Эрскину мелкий, на ладан дышащий астматик Стиви говорит не "я хочу защищать Родину", не "Я хочу воевать за свою страну, семью, друзей, мир во всем мире, нужное подчеркнуть". Мелкий задохлик говорит "Я ненавижу подонков".
Стив хочет воевать ради победы, ощущения собственной важности, чувства, что он защитил то, что плохие мальчики посмели попрать. Причем ему не так уж и важно, кого именно громить. Сказать ему в то время, что для всеобщего одобрения нужно выкосить стотыщ котят - выкосил бы. Стив - жертва пропаганды, у него мозги промыты сильнее, чем у Зимнего Солдата. Он далек от реальности как далек агитплакат с чистенькими, умытыми детишками, собирающими металлолом в тылу, от реального окопа с кровавой грязью.
Полная наивность, никакой оценки собственных возможностей. "Я бы его сам добил" - говорит Стив Баки, который только что спас его задницу, в Бруклине - и с ровно такой же степенью адекватности оценок прется потом на войну. Его на этом пути не останавливают даже тухлые помидоры и голые задницы стреляных солдат. Мне кажется, даже в той вылазке во вражеский тыл, за 107 пехотным, Стив частично руководствуется "Ща, я приду! Я им всем покажу! Я их на американский флаг! Я сам! большой! молодец! ААААААА". Такой подход заразителен, да, ему помогают осуществить задуманное, он справляется, все вроде хорошо. Но до самой базы Гидры Стив вообще не этосамое, что такое война. Баки ушел на войну чистенький, приглаженный, напомаженный и отутюженный, какой уж там плен, какие боль, кровь, страх, грязь и ужас.

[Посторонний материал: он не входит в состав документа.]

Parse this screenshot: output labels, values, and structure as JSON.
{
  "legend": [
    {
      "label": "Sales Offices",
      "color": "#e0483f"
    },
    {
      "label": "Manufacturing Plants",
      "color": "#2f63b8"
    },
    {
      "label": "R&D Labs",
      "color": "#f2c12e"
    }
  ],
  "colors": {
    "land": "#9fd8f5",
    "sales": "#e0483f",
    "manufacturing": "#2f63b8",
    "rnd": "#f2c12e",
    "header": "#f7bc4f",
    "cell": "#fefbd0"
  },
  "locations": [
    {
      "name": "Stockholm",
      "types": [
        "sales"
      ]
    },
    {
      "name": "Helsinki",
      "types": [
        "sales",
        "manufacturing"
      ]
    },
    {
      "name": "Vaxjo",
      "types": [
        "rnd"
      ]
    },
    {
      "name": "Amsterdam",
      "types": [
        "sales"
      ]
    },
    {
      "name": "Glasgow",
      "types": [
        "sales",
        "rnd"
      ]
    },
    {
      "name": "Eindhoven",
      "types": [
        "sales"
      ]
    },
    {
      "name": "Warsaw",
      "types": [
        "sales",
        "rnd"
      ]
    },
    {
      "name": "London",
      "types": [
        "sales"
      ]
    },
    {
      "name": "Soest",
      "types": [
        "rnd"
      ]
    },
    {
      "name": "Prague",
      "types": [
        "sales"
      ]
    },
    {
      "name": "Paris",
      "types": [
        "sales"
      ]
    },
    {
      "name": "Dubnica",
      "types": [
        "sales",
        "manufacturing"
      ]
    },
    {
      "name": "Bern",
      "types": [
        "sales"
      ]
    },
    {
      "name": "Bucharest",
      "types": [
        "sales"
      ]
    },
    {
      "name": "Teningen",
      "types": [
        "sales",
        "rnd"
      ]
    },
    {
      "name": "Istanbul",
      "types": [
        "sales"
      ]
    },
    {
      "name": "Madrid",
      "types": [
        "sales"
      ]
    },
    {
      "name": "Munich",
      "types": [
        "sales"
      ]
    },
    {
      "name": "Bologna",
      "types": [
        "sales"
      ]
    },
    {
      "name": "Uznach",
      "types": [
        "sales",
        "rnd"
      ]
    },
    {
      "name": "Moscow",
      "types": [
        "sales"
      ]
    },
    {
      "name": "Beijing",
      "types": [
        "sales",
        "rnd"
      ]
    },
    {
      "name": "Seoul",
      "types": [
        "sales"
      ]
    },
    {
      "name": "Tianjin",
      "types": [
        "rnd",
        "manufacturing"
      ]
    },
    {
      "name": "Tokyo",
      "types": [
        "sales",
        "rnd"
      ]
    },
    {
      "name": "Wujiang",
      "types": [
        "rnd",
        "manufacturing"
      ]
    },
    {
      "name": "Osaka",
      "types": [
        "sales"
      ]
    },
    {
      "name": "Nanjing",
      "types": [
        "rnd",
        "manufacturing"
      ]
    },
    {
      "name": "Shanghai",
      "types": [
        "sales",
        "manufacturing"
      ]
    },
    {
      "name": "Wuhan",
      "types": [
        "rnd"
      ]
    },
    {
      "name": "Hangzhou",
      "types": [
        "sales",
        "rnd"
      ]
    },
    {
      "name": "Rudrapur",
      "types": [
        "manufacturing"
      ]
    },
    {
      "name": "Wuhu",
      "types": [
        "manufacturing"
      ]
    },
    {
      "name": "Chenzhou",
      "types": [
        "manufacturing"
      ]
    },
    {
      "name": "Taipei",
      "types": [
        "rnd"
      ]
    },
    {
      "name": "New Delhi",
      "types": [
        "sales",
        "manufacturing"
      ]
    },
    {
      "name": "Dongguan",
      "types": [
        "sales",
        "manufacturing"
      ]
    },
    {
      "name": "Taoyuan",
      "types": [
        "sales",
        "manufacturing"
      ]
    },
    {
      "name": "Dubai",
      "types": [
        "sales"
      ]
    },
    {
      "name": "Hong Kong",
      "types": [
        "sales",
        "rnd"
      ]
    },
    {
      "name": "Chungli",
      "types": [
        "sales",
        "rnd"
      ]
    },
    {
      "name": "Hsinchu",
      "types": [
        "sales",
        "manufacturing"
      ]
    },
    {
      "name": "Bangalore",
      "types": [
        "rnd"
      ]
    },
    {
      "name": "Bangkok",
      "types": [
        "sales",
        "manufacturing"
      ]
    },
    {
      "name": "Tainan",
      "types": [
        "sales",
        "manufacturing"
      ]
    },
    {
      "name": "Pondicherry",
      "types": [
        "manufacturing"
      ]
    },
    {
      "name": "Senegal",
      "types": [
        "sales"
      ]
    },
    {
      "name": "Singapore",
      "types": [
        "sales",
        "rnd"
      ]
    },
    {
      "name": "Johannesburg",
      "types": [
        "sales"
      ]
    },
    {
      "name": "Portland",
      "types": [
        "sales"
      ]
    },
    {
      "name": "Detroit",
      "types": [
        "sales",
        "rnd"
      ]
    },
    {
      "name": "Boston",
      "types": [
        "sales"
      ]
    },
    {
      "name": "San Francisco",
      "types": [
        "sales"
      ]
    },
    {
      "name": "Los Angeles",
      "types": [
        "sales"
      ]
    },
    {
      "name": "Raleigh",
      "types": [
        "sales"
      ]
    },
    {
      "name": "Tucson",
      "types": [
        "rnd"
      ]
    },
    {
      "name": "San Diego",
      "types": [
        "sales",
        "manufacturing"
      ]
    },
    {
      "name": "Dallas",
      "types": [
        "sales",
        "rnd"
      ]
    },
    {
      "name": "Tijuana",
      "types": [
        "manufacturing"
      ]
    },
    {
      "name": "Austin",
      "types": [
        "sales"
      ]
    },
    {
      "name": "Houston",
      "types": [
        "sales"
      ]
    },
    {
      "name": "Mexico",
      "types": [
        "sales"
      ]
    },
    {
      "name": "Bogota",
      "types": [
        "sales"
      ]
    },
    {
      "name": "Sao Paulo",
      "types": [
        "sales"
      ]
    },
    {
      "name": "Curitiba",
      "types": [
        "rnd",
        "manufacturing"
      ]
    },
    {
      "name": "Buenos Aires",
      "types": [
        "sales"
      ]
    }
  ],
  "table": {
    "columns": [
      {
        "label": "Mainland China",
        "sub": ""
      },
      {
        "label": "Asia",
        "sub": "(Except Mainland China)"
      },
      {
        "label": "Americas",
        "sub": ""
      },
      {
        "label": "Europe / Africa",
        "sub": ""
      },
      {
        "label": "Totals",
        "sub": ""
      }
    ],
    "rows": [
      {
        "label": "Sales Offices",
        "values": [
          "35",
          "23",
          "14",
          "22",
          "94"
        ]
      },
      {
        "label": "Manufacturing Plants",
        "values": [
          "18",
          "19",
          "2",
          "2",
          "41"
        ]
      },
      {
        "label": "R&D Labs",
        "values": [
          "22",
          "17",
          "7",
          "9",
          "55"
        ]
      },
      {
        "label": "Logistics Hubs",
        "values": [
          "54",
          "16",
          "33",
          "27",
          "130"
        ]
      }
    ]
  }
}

Вообще вся эта история напоминает номер про Нострадамуса из старого КВН:
Нострадамус: Боня, ты тупой. Я тебе говорю, не лезь на Россию!
Наполеон Бонапарт: Но я самый великий!
Нострадамус: Ну кто тебе это сказал?
Наполеон Бонапарт: Жозефина.
Нострадамус: Ну, вот и лезь на Жозефину.
Это потом уже, ближе к падению в лед, Стив набирается мозгов, опыта и рассудительности. В нем появляется хоть намек на человечность и жертвенность не во имя того, чтобы все его любили, а просто чтобы этих "всех" спасти. Пиноккио становится настоящим мальчиком. И то настоящий мальчик сбоит и работает в мерцающем режиме.
С Джеймсом все вкуснее. Джемс заземлен как надо, с самого детства, может и обнять, и ударить - в полную силу, от всего сердца. Джеймс точно знает, когда уместно или не уместно то и другое. У Джеймса целостная личность. Да, с надломом, но он остается прямым, искренним, сильным. Уходя на войну, Джеймс делает хорошую мину при плохой игре: он знает, как чертовски страшно оказаться на фронте, среди концентрированной смерти, среди пуль, железа, крови, кусков плоти, братских могил и перемешанной танками земли, но все равно поддерживает тех, кто остался в тылу, ограждает их от этого страшного знания. Джеймс прикладывает все усилия, чтобы опустить Роджерса с его подрастковыми замашками на землю, уберечь, не пустить туда, где разбитое в подворотне лицо - ничто по сравнению с тем, что с ним могут сделать.
Роджерсу, как мы все помним, все трын трава.
Я не представляю, что испытал Баки, когда до него дошло, что сделали со Стивом. Что дали гранату в руки трехлетнему ребенку. Что выпустили его в эту кровавую баню, так и не научив различать, куда стоит лезть, а куда не стоит.
Баки не купишь на имидж Капитана Америки, Баки знает анамнез и видит суть. И идет на войну, и умирает не ради всех этих максималистских идей, гнездящихся в голове у Капитана Агитплаката, а за живых людей. За живого Стива из Бруклина.
И не дай б-г кому такой судьбы, честное слово.
Когда задумываешься об этом, читать фикло, где рациональный, умный и важный Стив комфортит нежного потеряшку-в-себе-Баки, становится решительно невозможно.